É uma escolha política. O conflito distributivo vem de longa data, o país foi o último do Ocidente a abolir a escravidão. Outra explicação para o nível alto de desigualdade está na natureza do Estado: grande historicamente. Isso não é necessariamente ruim, mas sim a forma como ele se organiza e transfere recursos. Acredito que tenha relação com a estrutura herdada de regimes passados.

Que tipo de estrutura?
Por exemplo, as evidências do período da ditadura são de que a desigualdade era maior, em especial no fim do regime militar. O crescimento econômico podia ser maior, mas a desigualdade era também elevada. Não há evidências de que o país esteja voltando àqueles níveis, mas é uma possibilidade.

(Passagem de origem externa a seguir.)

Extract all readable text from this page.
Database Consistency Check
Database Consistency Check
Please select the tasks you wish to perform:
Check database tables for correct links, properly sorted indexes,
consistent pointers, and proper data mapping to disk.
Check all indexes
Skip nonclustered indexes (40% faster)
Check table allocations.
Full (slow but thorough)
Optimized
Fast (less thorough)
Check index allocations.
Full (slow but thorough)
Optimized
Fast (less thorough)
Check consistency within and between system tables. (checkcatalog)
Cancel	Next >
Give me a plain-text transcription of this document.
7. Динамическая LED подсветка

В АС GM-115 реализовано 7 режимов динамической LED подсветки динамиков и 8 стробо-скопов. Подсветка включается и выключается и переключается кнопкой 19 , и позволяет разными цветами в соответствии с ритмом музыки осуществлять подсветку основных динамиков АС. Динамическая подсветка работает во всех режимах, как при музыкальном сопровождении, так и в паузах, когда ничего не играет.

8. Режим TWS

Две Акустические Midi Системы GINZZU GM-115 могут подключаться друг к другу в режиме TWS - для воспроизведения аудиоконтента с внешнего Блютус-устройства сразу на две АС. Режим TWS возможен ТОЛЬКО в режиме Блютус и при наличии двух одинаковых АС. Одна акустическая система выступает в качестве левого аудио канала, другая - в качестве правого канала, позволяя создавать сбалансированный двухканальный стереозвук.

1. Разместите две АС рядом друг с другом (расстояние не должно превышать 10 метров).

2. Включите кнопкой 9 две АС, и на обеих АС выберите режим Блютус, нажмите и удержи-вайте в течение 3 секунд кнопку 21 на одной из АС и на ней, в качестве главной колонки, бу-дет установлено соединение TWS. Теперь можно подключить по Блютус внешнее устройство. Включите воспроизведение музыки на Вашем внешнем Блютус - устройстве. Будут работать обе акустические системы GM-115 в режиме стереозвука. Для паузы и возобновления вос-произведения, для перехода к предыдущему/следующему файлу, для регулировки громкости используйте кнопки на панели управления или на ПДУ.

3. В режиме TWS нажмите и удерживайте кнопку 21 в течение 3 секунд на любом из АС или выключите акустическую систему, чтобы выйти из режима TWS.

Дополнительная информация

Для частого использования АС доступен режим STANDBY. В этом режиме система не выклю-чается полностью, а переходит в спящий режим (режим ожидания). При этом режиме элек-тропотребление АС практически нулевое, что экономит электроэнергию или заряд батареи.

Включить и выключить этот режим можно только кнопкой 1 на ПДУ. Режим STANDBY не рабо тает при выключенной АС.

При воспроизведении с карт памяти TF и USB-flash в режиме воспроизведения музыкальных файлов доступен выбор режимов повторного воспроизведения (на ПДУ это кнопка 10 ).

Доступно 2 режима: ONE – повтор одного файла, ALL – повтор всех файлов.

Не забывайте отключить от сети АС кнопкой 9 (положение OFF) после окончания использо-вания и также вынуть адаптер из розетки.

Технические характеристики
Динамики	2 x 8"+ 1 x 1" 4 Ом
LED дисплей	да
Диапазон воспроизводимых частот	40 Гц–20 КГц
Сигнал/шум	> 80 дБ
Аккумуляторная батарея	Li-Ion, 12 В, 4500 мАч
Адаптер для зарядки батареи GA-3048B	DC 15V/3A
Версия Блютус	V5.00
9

Melhor combater a pobreza em vez da desigualdade?
Pobreza e desigualdade estão relacionadas. Há políticas que podem atacar ambas, não devemos restringir o foco em apenas uma delas.

Nos últimos 15 anos, a pobreza foi reduzida, é inquestionável. Ao mesmo tempo, a desigualdade melhorou um pouco porque muitas pessoas pobres ascenderam.

Mas os pobres ainda são muito pobres e a diferença de renda entre os dois extremos é muito elevada. Ao se excluir os 20% mais ricos, a renda dos 80% restantes no Brasil é equivalente à dos 20% mais pobres na França. A desigualdade é semelhante à da França do final do século 19.

Daí, é possível ver a jornada que se tem pela frente. Talvez não sejam necessários cem anos, afinal Brasília foi construída em cinco.

Não fizemos novamente o bolo crescer sem distribuí-lo?

Não devemos enxergar crescimento e desigualdade como opostos, como se para ser mais igualitário fosse necessário reduzir o crescimento. A economia acelera quando as pessoas que estão na base passam a consumir ou poupar mais.

Será que os que estão no topo da pirâmide vão parar de consumir ou investir menos se pagarem um pouco mais de impostos? Não é o que parece.

Qual o impacto da recessão sobre a desigualdade?
Políticas de austeridade costumam afetar mais os pobres. É plausível pensar que os níveis desigualdade vão parar de melhorar nos próximos anos se essas políticas forem implementadas. As expectativas não são favoráveis para a continuidade da queda da desigualdade de renda.